Die frühmorgendliche Luft war schneidend kalt und ich vergrub mein Gesicht in dem Kragen meiner Jacke. Vielleicht hätte ich einfach weiterschlafen sollen?
Mein Blick fiel auf Zyriak, der zielstrebig vorging und meine Hand fest in seiner hielt. Der Anblick auf seinen Hinterkopf und das Grinsen, das er jedesmal zeigte, wenn er sich nach mir umsah, um sicher zu sein, dass er nicht plötzlich nur noch meinen Arm hinter sich herzog, sagte mir jedoch, dass er mich so oder so aus dem Bett getrommelt hätte. Nun erschien auch ein kleines Grinsen auf meinen Lippen. Was hatte er nur vor?
Ich versuchte zu erahnen, wo er mich hinführte.
In den Wald, um mich dort umzubringen? Höchst unwahrscheinlich.
Ins Dorf, um, was weiß ich nicht was zu machen? Nur, dass wir uns in die entgegengesetzte Richtung bewegten.
Irgendwann blieb er stehen und drehte sich zu mir um.
"Warte kurz hier.", sagte er. Seine Wangen glühten vor Aufregung und brachten mein Herz wieder dazu den ein oder anderen Schlag einfach auszusetzen.
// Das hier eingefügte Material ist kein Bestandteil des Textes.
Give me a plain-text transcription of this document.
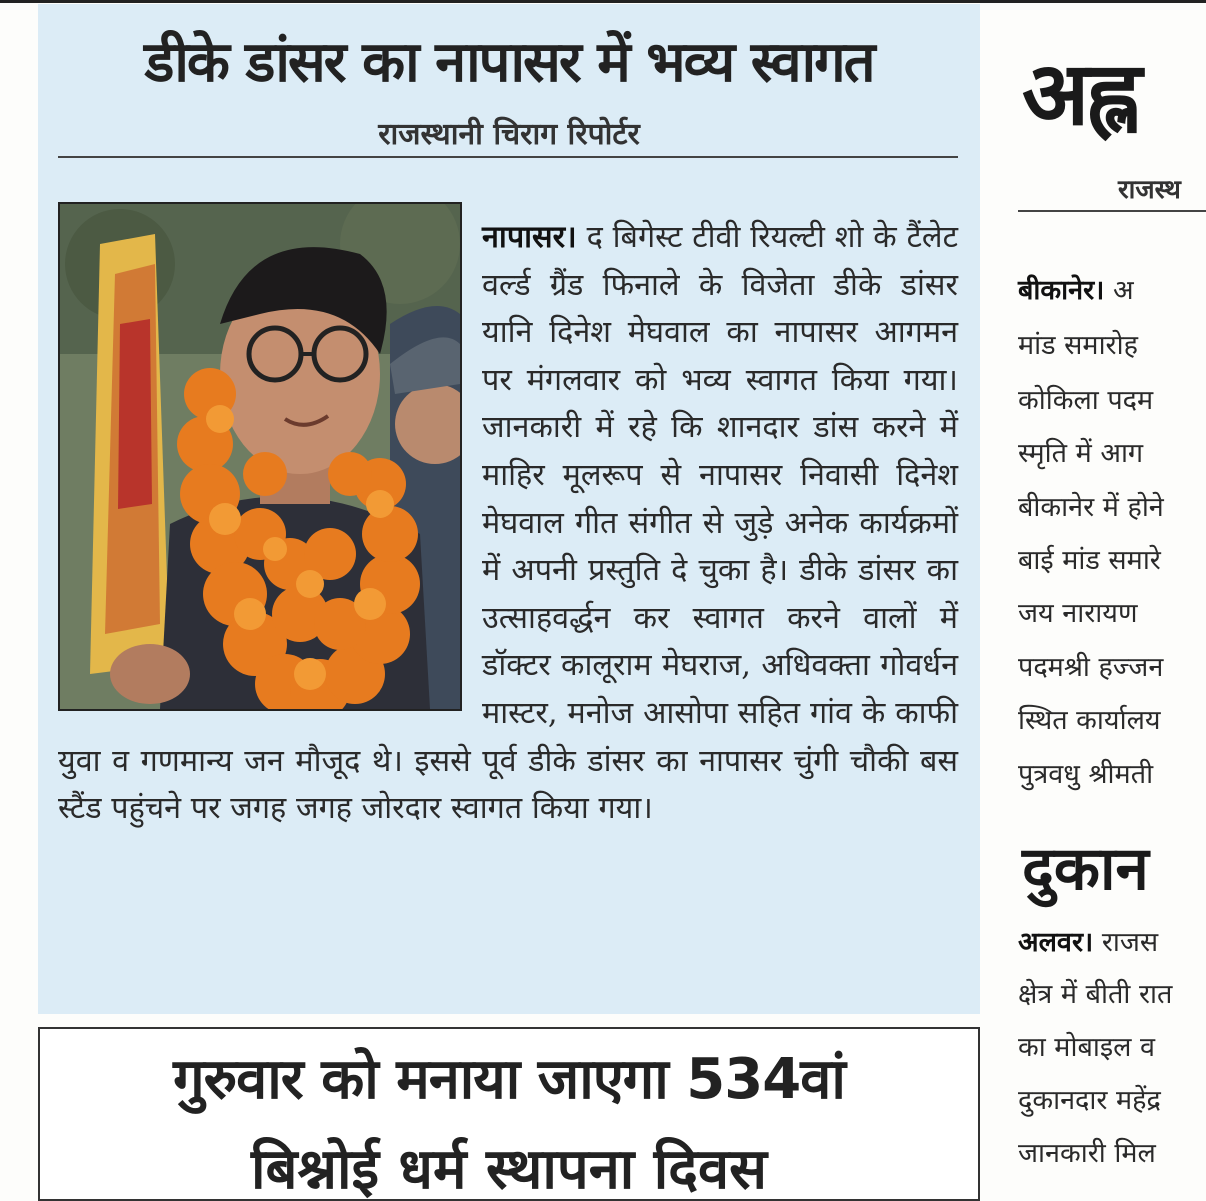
डीके डांसर का नापासर में भव्य स्वागत
राजस्थानी चिराग रिपोर्टर
नापासर। द बिगेस्ट टीवी रियल्टी शो के टैंलेट वर्ल्ड ग्रैंड फिनाले के विजेता डीके डांसर यानि दिनेश मेघवाल का नापासर आगमन पर मंगलवार को भव्य स्वागत किया गया। जानकारी में रहे कि शानदार डांस करने में माहिर मूलरूप से नापासर निवासी दिनेश मेघवाल गीत संगीत से जुड़े अनेक कार्यक्रमों में अपनी प्रस्तुति दे चुका है। डीके डांसर का उत्साहवर्द्धन कर स्वागत करने वालों में डॉक्टर कालूराम मेघराज, अधिवक्ता गोवर्धन मास्टर, मनोज आसोपा सहित गांव के काफी युवा व गणमान्य जन मौजूद थे। इससे पूर्व डीके डांसर का नापासर चुंगी चौकी बस स्टैंड पहुंचने पर जगह जगह जोरदार स्वागत किया गया।
गुरुवार को मनाया जाएगा 534वां
बिश्नोई धर्म स्थापना दिवस
अह्ल
राजस्थ
बीकानेर। अ
मांड समारोह
कोकिला पदम
स्मृति में आग
बीकानेर में होने
बाई मांड समारे
जय नारायण
पदमश्री हज्जन
स्थित कार्यालय
पुत्रवधु श्रीमती
दुकान
अलवर। राजस
क्षेत्र में बीती रात
का मोबाइल व
दुकानदार महेंद्र
जानकारी मिल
Gott, der Kerl bringt mich noch um, dachte ich mir, als ich nickte und ihm hinterher starrte. Wir befanden uns mitten in einem sehr kahlen Laubwald. Überall zwischen den Bäumen lag Schnee, der selbst in der Dunkelheit ein helles Blau von sich warf. Ich fand die Spur eines Eichhörnchens und hockte mich hin, um es genauer in Augenschein zu nehmen, da erleuchtete plötzlich ein warmer Lichtschein die Umgebung zu meiner Linken. Ich erschrak und stand augenblicklich kerzengerade da, den Blick zur Seite gerichtet.
Lichterketten?
Mein Blick folgte den Lämpchen, die in den Bäumen hingen und alles in eine seltsam warme Atmosphäre tauchten. Eine Atmosphäre, die sogar mich erreichte. Ich hielt nach Zyriak Ausschau und sah mich um. Nach fünf vergangenen Minuten, entschied ich, nachzusehen, was es mit den Lichterketten auf sich hatte. Noch einmal warf ich einen Blick in die Richtung, in der seine Fußspuren hinter einigen Bäumen verschwand, in der Hoffnung er würde genau in diesem Moment auftauchen und auflösen, was das hier war, aber er kam nicht. Auch die Sicherheits fünf Minuten, die ich noch wartete, wurden nicht mit seiner Anwesenheit geschmückt. Ich wartete nochmal fünf Minuten und tat dann zögerlich einen Schritt Richtung der Lichter. Dann noch einen. Ich lief mehr oder weniger rückwärts auf die Lichter zu, den Blick immer an die Stelle gewandt, an der Zyriak verschwunden war, nur für denn Fall, dass er plötzlich wieder auftauchte, aber das tat er nicht. Kurz breitete sich ein wenig Angst in mir aus. Hatte er mich alleine gelassen? War er einfach wieder zurück gegangen? Würde er sowas tun? Mein Atem wurde schneller und flacher. Jedenfalls bis zu dem Punkt, an dem ich stehen blieb, weil der Lichtschein nun direkt von über mir kam. Ich blickte erst auf meinen Schatten hinab, dann hinauf zu den vielen kleinen Glühbirnen, die so aussahen, als würden die Bäume glitzern. Ich starrte sicher mehrere Sekunden lang einfach fasziniert hinauf. Jedes Licht schien an dem Platz zu sein, an den es gehörte.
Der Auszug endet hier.